Teneur en calories des légumes frais

Les légumes les plus diététiques, que les médecins autorisent à consommer sans presque aucune restriction, comprennent les carottes, les courgettes, ainsi que tous les types - du chou au chou-rave exotique. La quantité minimale de calories est à « Pékin », seulement 16 kcal pour 100 g de produit. La valeur nutritionnelle des concombres et des tomates populaires est faible - respectivement 15 kcal et 20 kcal.

Les radis, la rhubarbe, les asperges et le céleri sont les leaders dans la catégorie des calories minimales.

Et, ce qui fait le plaisir des gourmets, ils sont disponibles à tout moment de l'année, sinon frais, du moins surgelés. Le détenteur du record de teneur en calories est l'ail : 100 g du produit contiennent 143 kcal. Certes, il est impossible de s'en remettre - même un grand fan de cette épice n'est pas capable d'en manger une telle quantité en une seule « séance ».

Combien de calories contiennent les légumes bouillis, cuits au four ou surgelés ?

La valeur nutritionnelle du produit peut varier en fonction de la méthode de préparation et de stockage.
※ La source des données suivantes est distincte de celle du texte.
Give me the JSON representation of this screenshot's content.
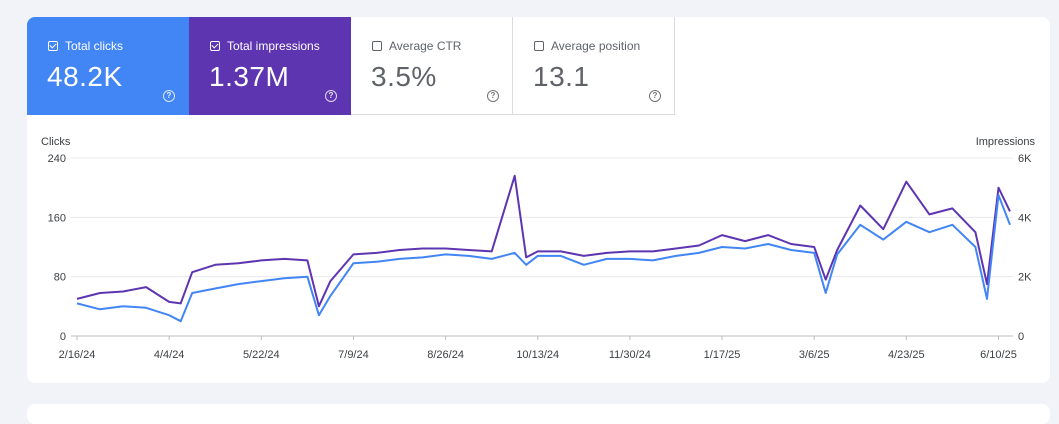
{
  "metrics": [
    {
      "label": "Total clicks",
      "value": "48.2K",
      "checked": true,
      "color": "#4285f4"
    },
    {
      "label": "Total impressions",
      "value": "1.37M",
      "checked": true,
      "color": "#5e35b1"
    },
    {
      "label": "Average CTR",
      "value": "3.5%",
      "checked": false
    },
    {
      "label": "Average position",
      "value": "13.1",
      "checked": false
    }
  ],
  "help_glyph": "?",
  "chart_data": {
    "type": "line",
    "ylabel_left": "Clicks",
    "ylabel_right": "Impressions",
    "y_left_ticks": [
      "240",
      "160",
      "80",
      "0"
    ],
    "y_right_ticks": [
      "6K",
      "4K",
      "2K",
      "0"
    ],
    "ylim_left": [
      0,
      240
    ],
    "ylim_right": [
      0,
      6000
    ],
    "x_tick_labels": [
      "2/16/24",
      "4/4/24",
      "5/22/24",
      "7/9/24",
      "8/26/24",
      "10/13/24",
      "11/30/24",
      "1/17/25",
      "3/6/25",
      "4/23/25",
      "6/10/25"
    ],
    "x_start": "2/16/24",
    "x_end": "6/16/25",
    "grid": true,
    "series": [
      {
        "name": "Clicks",
        "axis": "left",
        "color": "#4285f4",
        "x": [
          "2/16/24",
          "2/28/24",
          "3/11/24",
          "3/23/24",
          "4/4/24",
          "4/10/24",
          "4/16/24",
          "4/28/24",
          "5/10/24",
          "5/22/24",
          "6/3/24",
          "6/15/24",
          "6/21/24",
          "6/27/24",
          "7/9/24",
          "7/21/24",
          "8/2/24",
          "8/14/24",
          "8/26/24",
          "9/7/24",
          "9/19/24",
          "10/1/24",
          "10/7/24",
          "10/13/24",
          "10/25/24",
          "11/6/24",
          "11/18/24",
          "11/30/24",
          "12/12/24",
          "12/24/24",
          "1/5/25",
          "1/17/25",
          "1/29/25",
          "2/10/25",
          "2/22/25",
          "3/6/25",
          "3/12/25",
          "3/18/25",
          "3/30/25",
          "4/11/25",
          "4/23/25",
          "5/5/25",
          "5/17/25",
          "5/29/25",
          "6/4/25",
          "6/10/25",
          "6/16/25"
        ],
        "y": [
          44,
          36,
          40,
          38,
          28,
          20,
          58,
          64,
          70,
          74,
          78,
          80,
          28,
          54,
          98,
          100,
          104,
          106,
          110,
          108,
          104,
          112,
          96,
          108,
          108,
          96,
          104,
          104,
          102,
          108,
          112,
          120,
          118,
          124,
          116,
          112,
          58,
          110,
          150,
          130,
          154,
          140,
          150,
          120,
          50,
          190,
          150
        ]
      },
      {
        "name": "Impressions",
        "axis": "right",
        "color": "#5e35b1",
        "x": [
          "2/16/24",
          "2/28/24",
          "3/11/24",
          "3/23/24",
          "4/4/24",
          "4/10/24",
          "4/16/24",
          "4/28/24",
          "5/10/24",
          "5/22/24",
          "6/3/24",
          "6/15/24",
          "6/21/24",
          "6/27/24",
          "7/9/24",
          "7/21/24",
          "8/2/24",
          "8/14/24",
          "8/26/24",
          "9/7/24",
          "9/19/24",
          "10/1/24",
          "10/7/24",
          "10/13/24",
          "10/25/24",
          "11/6/24",
          "11/18/24",
          "11/30/24",
          "12/12/24",
          "12/24/24",
          "1/5/25",
          "1/17/25",
          "1/29/25",
          "2/10/25",
          "2/22/25",
          "3/6/25",
          "3/12/25",
          "3/18/25",
          "3/30/25",
          "4/11/25",
          "4/23/25",
          "5/5/25",
          "5/17/25",
          "5/29/25",
          "6/4/25",
          "6/10/25",
          "6/16/25"
        ],
        "y": [
          1250,
          1450,
          1500,
          1650,
          1150,
          1100,
          2150,
          2400,
          2450,
          2550,
          2600,
          2550,
          1000,
          1850,
          2750,
          2800,
          2900,
          2950,
          2950,
          2900,
          2850,
          5400,
          2650,
          2850,
          2850,
          2700,
          2800,
          2850,
          2850,
          2950,
          3050,
          3400,
          3200,
          3400,
          3100,
          3000,
          1900,
          2900,
          4400,
          3600,
          5200,
          4100,
          4300,
          3500,
          1750,
          5000,
          4200
        ]
      }
    ]
  }
}
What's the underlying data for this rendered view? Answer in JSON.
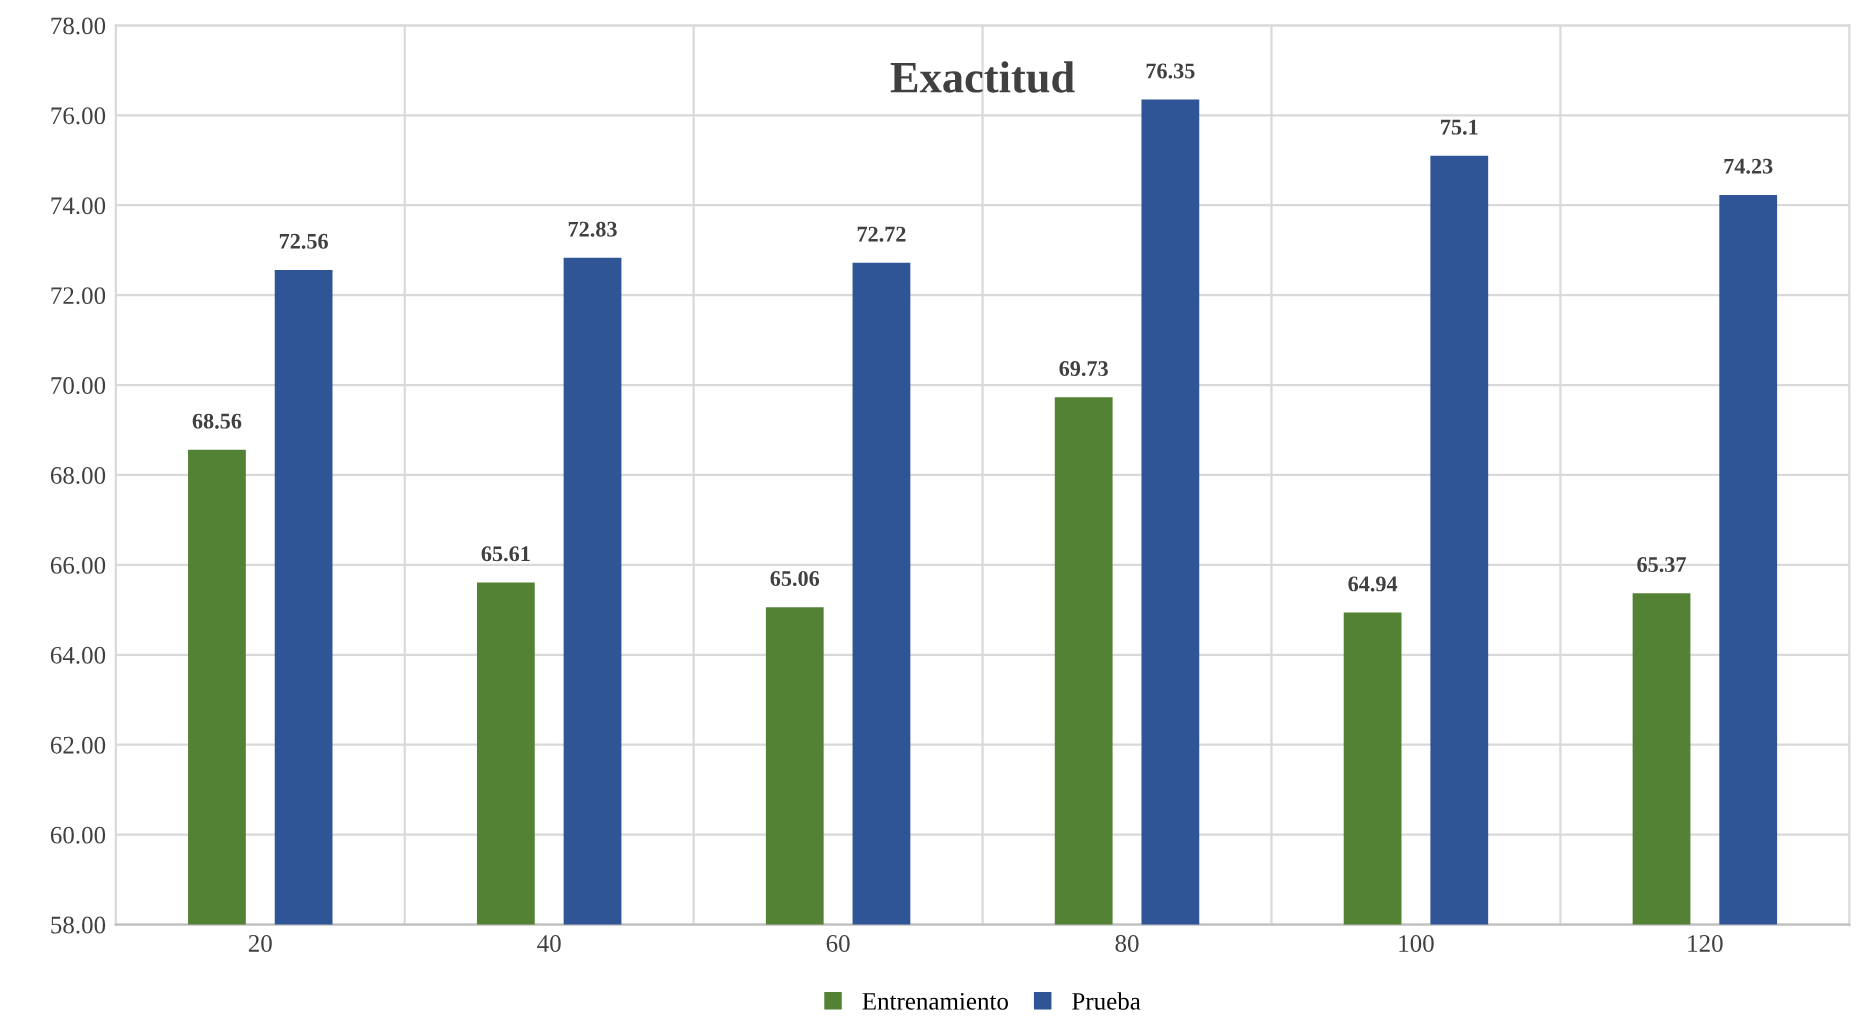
{
  "chart_data": {
    "type": "bar",
    "title": "Exactitud",
    "categories": [
      "20",
      "40",
      "60",
      "80",
      "100",
      "120"
    ],
    "series": [
      {
        "name": "Entrenamiento",
        "color": "#548235",
        "values": [
          68.56,
          65.61,
          65.06,
          69.73,
          64.94,
          65.37
        ]
      },
      {
        "name": "Prueba",
        "color": "#2f5597",
        "values": [
          72.56,
          72.83,
          72.72,
          76.35,
          75.1,
          74.23
        ]
      }
    ],
    "ylim": [
      58,
      78
    ],
    "yticks": [
      {
        "value": 58,
        "label": "58.00"
      },
      {
        "value": 60,
        "label": "60.00"
      },
      {
        "value": 62,
        "label": "62.00"
      },
      {
        "value": 64,
        "label": "64.00"
      },
      {
        "value": 66,
        "label": "66.00"
      },
      {
        "value": 68,
        "label": "68.00"
      },
      {
        "value": 70,
        "label": "70.00"
      },
      {
        "value": 72,
        "label": "72.00"
      },
      {
        "value": 74,
        "label": "74.00"
      },
      {
        "value": 76,
        "label": "76.00"
      },
      {
        "value": 78,
        "label": "78.00"
      }
    ],
    "grid": true,
    "legend": "bottom",
    "data_labels": true
  }
}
Lors de la friture ou du ragoût, la teneur en calories augmente en raison des graisses avec lesquelles le plat est souvent préparé. Si le chou cru contient 27 kcal pour 100 g, alors le chou cuit au beurre « coûte » presque 4 fois plus cher.

La cuisson n'augmente pas la teneur en calories, mais la maintient à des niveaux normaux. Une pomme de terre au four (sans peau) « pèse » 76 kcal.
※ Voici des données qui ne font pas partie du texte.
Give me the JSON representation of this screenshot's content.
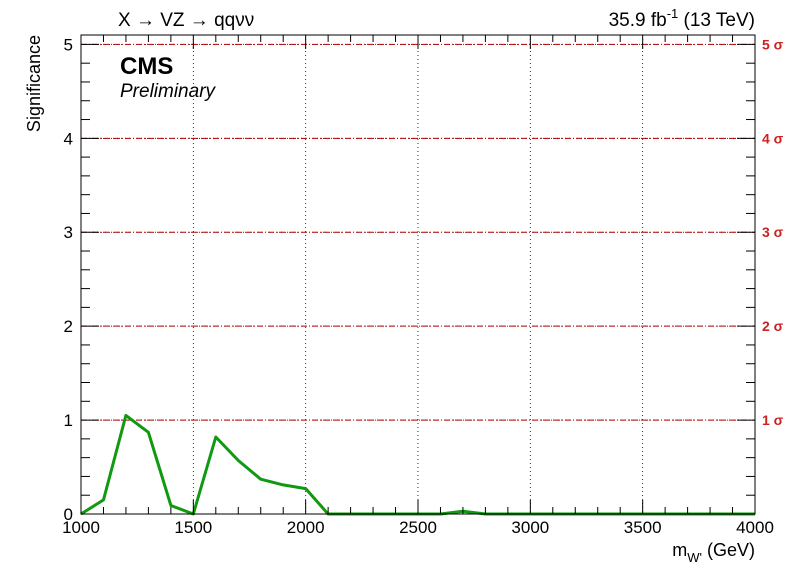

Les produits bouillis ou cuits à la vapeur perdent un certain nombre de micro-éléments et de vitamines utiles, mais leur teneur en calories diminue également, leur goût et leur digestibilité s'améliorent. La perte de calories est due au fait que pendant la cuisson, certaines d'entre elles « vont » dans l'eau. Par exemple, les carottes crues contiennent 32 kcal pour 100 g et les carottes bouillies 25 kcal. Les légumes surgelés peuvent être une excellente alternative aux légumes frais en hiver, tous leurs paramètres ne changent pas après la surgélation.

Teneur en calories de la salade

Comment calculer la teneur en calories d'une salade à plusieurs composants ? Il faut peser tous les produits, calculer « l'énergie » de chacun d'eux (à l'aide d'un tableau), puis additionner ces chiffres et diviser par le poids total. Les données obtenues sont multipliées par 100 et vous obtenez la valeur énergétique finale.

L'exemple le plus simple :

(150 g de tomates * 20 kcal + 200 g de concombres * 15 kcal) / 350 g * 100 g = 17,1 kcal pour 100 g

Grâce à cette formule, il est facile de connaître la valeur nutritionnelle de tous les plats : des coupes de base aux complexes Olivier ou mimosa.

Tableau des calories pour les légumes pour 100 g

Afin de comprendre clairement combien de calories il y a dans l'assiette, vous devez avoir une table à portée de main. En se concentrant sur des faits précis, il est toujours facile d’ajuster son alimentation et de la rendre diététique.

Les avantages des légumes dans l’alimentation ne peuvent être surestimés. Mais il est préférable de consommer dans des proportions égales des aliments cuits et crus. Choisissez une cuisson douce, assaisonnez vos plats avec des épices et des herbes saines et restez mince.